Most donations are dropped off at the warehouse the second weekend of December.
Some people don’t want to give to a specific family; they can order from Catholic Charities’ Amazon wish list or send other items, Fowler said. Those go into a “store” where volunteers shop to fill in gaps in lists.
“We want to make sure the gifts are all new,” Fowler explained. “We want to make sure if there are two or three kids in the family that they relatively have equal stuff. That you don’t have one kid with a lot and another kid with nothing.”
Donations are sorted into rows up and down the large warehouse and checked against the lists to ensure each request is fulfilled.
Three hundred bikes were tucked in a corner, where a volunteer checked to make sure each bike was fully assembled and its tires were inflated.
Agencies and individuals picked up their toys the weekend of Dec. 12-14. When they arrived, Santa greeted them and a volunteer took their list and ran to the spot in the warehouse where their toys were waiting to pick them up.
Before leaving, each person stopped at a checkout table to make sure they received the correct gifts. The following day, Dec. 15, the effort was to open up to people who missed the sign-up.
The personalized nature of the annual toy drive makes it different than other major Christmas toy drives, Fowler said.
“The beauty of this is we’re asking them, ‘What would you like?’ And you’re getting them what they want,” she said.

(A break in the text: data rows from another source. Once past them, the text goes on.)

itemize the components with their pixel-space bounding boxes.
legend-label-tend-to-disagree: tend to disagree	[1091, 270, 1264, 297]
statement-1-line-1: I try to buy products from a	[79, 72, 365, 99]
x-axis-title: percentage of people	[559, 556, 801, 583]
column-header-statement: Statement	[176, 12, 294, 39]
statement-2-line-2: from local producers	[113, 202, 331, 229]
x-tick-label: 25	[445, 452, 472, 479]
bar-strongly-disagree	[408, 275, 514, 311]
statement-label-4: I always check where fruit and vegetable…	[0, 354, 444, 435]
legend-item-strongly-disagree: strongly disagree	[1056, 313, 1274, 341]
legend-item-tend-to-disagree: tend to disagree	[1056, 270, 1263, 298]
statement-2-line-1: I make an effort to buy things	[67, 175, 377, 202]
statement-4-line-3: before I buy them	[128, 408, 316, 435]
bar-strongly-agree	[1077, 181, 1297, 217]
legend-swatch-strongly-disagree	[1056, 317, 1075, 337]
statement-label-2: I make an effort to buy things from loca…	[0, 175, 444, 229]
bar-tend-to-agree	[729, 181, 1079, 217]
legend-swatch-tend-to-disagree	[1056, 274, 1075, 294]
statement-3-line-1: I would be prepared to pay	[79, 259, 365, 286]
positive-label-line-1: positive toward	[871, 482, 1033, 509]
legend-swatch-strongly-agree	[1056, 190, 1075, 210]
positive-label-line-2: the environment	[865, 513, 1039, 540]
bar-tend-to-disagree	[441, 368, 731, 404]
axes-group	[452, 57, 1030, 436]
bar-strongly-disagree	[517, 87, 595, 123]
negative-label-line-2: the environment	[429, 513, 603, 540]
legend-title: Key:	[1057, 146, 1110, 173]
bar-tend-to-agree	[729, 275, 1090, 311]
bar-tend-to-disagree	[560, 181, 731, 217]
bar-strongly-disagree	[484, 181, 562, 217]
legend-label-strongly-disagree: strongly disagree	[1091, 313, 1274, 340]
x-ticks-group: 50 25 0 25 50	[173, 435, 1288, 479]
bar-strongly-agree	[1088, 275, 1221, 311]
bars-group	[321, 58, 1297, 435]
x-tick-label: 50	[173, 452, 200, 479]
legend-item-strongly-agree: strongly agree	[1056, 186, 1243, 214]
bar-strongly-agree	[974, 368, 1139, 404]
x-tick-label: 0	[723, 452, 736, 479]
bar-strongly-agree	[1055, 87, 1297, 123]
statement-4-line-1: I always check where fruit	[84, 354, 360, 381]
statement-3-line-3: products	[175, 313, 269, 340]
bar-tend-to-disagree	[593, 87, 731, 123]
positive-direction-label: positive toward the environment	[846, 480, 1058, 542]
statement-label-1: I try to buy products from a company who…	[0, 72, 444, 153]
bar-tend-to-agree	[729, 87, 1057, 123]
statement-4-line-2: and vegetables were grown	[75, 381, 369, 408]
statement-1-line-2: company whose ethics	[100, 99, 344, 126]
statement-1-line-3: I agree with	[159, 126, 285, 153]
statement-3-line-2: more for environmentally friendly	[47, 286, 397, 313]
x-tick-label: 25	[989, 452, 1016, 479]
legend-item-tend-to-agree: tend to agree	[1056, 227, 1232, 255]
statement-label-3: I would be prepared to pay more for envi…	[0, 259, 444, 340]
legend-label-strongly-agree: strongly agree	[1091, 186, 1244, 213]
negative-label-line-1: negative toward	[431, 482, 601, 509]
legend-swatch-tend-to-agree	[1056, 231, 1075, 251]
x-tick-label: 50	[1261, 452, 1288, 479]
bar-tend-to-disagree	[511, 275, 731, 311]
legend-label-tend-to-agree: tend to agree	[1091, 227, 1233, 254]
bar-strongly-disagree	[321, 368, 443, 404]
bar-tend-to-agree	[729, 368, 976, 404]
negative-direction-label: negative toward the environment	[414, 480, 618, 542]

For five years, Fowler managed the volunteers as a Catholic Charities staff member. Now retired, she serves as a volunteer.
“Once you get going in this, it’s just fun,” she said. “It’s a wonderful cause and it’s interesting.”
Many families submit requests for practical items like socks, sweatshirts and pajamas, but each season’s popular toys show up on the lists too, she said.
“Every year there is something new. When slime came out, oh my gosh, everybody wanted slime for a couple years,” Fowler said. Paw Patrol, Hello Kitty, Legos and Barbies are mainstays.
According to Fowler and other volunteers, they receive more than they give.
“We get so many thank-yous, so many people who are just like, ‘I don’t know what I would have done without you,’” Fowler said. “It just makes you feel good.”
Maureen Kelly, Catholic Charities’ volunteer coordinator for the toy drive, agreed.
“It’s a feel-good program when you see the faces of the kids and the parents when they show up,” Kelly said. “There’s nothing bad about giving away things to people who need them.”
Volunteers share lots of stories about special moments during the drive. For example, every year, several of the 450 volunteers tell coordinators they were once beneficiaries of the toy drive.
Other times, Kelly said, volunteers will be personally touched by a family they meet while they are taking the wish lists and will go above and beyond to fulfill their Christmas wishes.
If there is a lead elf in the operation, it’s Deacon Jim Wogan from St. Mary of Vernon Parish in Indian Creek, Kelly said.
“People do it because of him,” Kelly said “He’s the lifeblood of this.”
Wogan starting volunteering with the drive more than 30 years ago after retiring from the Army after 24 years and teaching. He was the volunteer coordinator for 14 years before retiring in 2012. Like Fowler, he has stayed on as a volunteer.
“Not in a million years could I envision not doing this for Christmas,” Wogan said. “I will tell you that is the feeling of most of the volunteers out here. Of all of the things that I do, this is the easiest thing in the world to recruit volunteers for, because it’s all feel-good.”
Fowler and Kelly said that Wogan has recruited many of the core volunteers himself. And like many of those volunteers, Wogan views the annual toy drive as a ministry.
“To me, perfect ministry is when the person being ministered to and the person doing the ministry also gain equally or very close,” he said. “All these people are getting something out of this. They may be doing it for free, but they are getting something out of it.”
But in the end, it is about those receiving the gifts for Christmas, he said.
“In some cases, at least, whatever is in that bag is all they are getting for Christmas,” Wogan said.